Barely Lost

Today is one of those days that is best spent sitting inside by the fire, toasting marshmallows. Instead I am outside, in the snow, wearing nothing more than a singlet and shorts. I was looking for my clothes. They weren’t on the line where I had left them.

“Mum.”
Bang.
“I know you can hear me.”
Bang.
Maybe banging my head against the door is not the brightest idea. Since mum is apparently ‘deaf’, I have no option but to stand here, cold. Suddenly, I hear the light crackle of something small walking through the snow.

I begin looking for a place to hide. Maybe I’ll dig a hole, it will double as an ice grave. To keep my brain active for the last few minutes of my short life, I think of how everyone will be sorry that they locked me out.

The sound of footsteps is fast approaching. Okay, I’m just going to stand here.

Now I am panicking. I’m pretty sure the thing that has been walking about is going to come around the corner.

I crouch down but nothing happens. I look up and see the tiniest of figures emerge from the bushes; I see it’s a small girl. The small, ragged figure walks out further.

“Where am I?” the tiny figure manages to say.
“Pardon?” I reply, as the figure continues to emerge.
“Please, tell me!” Her voice rings in my ears; the previous deathly silence has been broken.
“I’m lost,” she screams.
I reach for her. She slumps over onto my shoulder. I hug the small, shaking girl, all she can do is sob. She mumbles her name softly into my ear. “Miriam”.

I look at her and realise there is something that I recognise. I lift off her hood and see orange hair and intense blue eyes.

Miram continues to sob. After comforting her, she finally seems to come to her senses. She looks up at me, puffy-eyed and red-nosed. She’s been lost for a long time, judging by the dark blue circles under her eyes. I ask her to wait here with me until someone lets us in the house but she refuses. I hand her some money. From under all her cloaks, she sticks out one small, skinny, freezing hand and takes my small offering and Miriam disappears, now only a memory from the past. I turn around and grip the handle that had led me to seeing a girl on the verge of death.

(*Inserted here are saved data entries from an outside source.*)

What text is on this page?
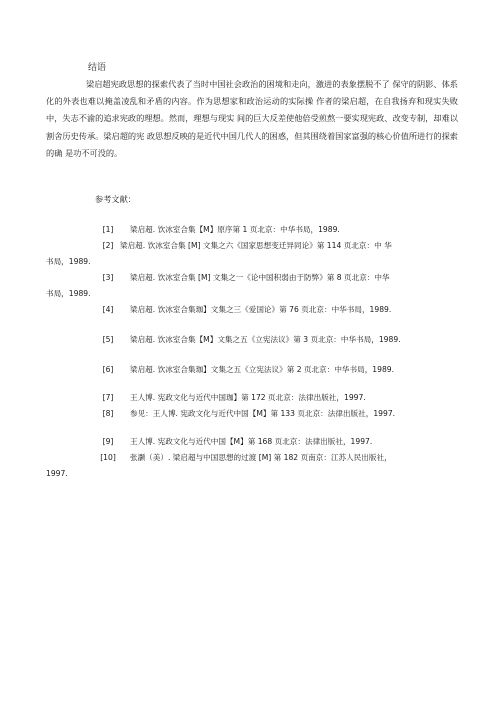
结语

梁启超宪政思想的探索代表了当时中国社会政治的困境和走向，激进的表象摆脱不了 保守的阴影、体系化的外表也难以掩盖凌乱和矛盾的内容。作为思想家和政治运动的实际操 作者的梁启超，在自我扬弃和现实失败中，失志不渝的追求宪政的理想。然而，理想与现实 间的巨大反差使他倍受煎熬一要实现宪政、改变专制，却难以割舍历史传承。梁启超的宪 政思想反映的是近代中国几代人的困惑，但其围绕着国家富强的核心价值所进行的探索的确 是功不可没的。

参考文献：
[1] 梁启超. 饮冰室合集【M】原序第 1 页北京：中华书局，1989.
[2] 梁启超. 饮冰室合集 [M] 文集之六《国家思想变迁异同论》第 114 页北京：中 华
书局，1989.
[3] 梁启超. 饮冰室合集 [M] 文集之一《论中国积弱由于防弊》第 8 页北京：中华
书局，1989.
[4] 梁启超. 饮冰室合集珈】文集之三《爱国论》第 76 页北京：中华书局，1989.
[5] 梁启超. 饮冰室合集【M】文集之五《立宪法议》第 3 页北京：中华书局，1989.
[6] 梁启超. 饮冰室合集珈】文集之五《立宪法议》第 2 页北京：中华书局，1989.
[7] 王人博. 宪政文化与近代中国珈】第 172 页北京：法律出版社，1997.
[8] 参见：王人博. 宪政文化与近代中国【M】第 133 页北京：法律出版社，1997.
[9] 王人博. 宪政文化与近代中国【M】第 168 页北京：法律出版社，1997.
[10] 张灏（美）. 梁启超与中国思想的过渡 [M] 第 182 页南京：江苏人民出版社，
1997.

Then I think about myself, how I feared for my life only minutes earlier, when there are children out there worse off than I am, and then it really hits me. I am well fed and living happily, with family, friends and clean clothing. All of a sudden my lost clothes don’t seem like such a big dilemma.

I apply gentle pressure to the freezing handle and with the slightest pull the door opens.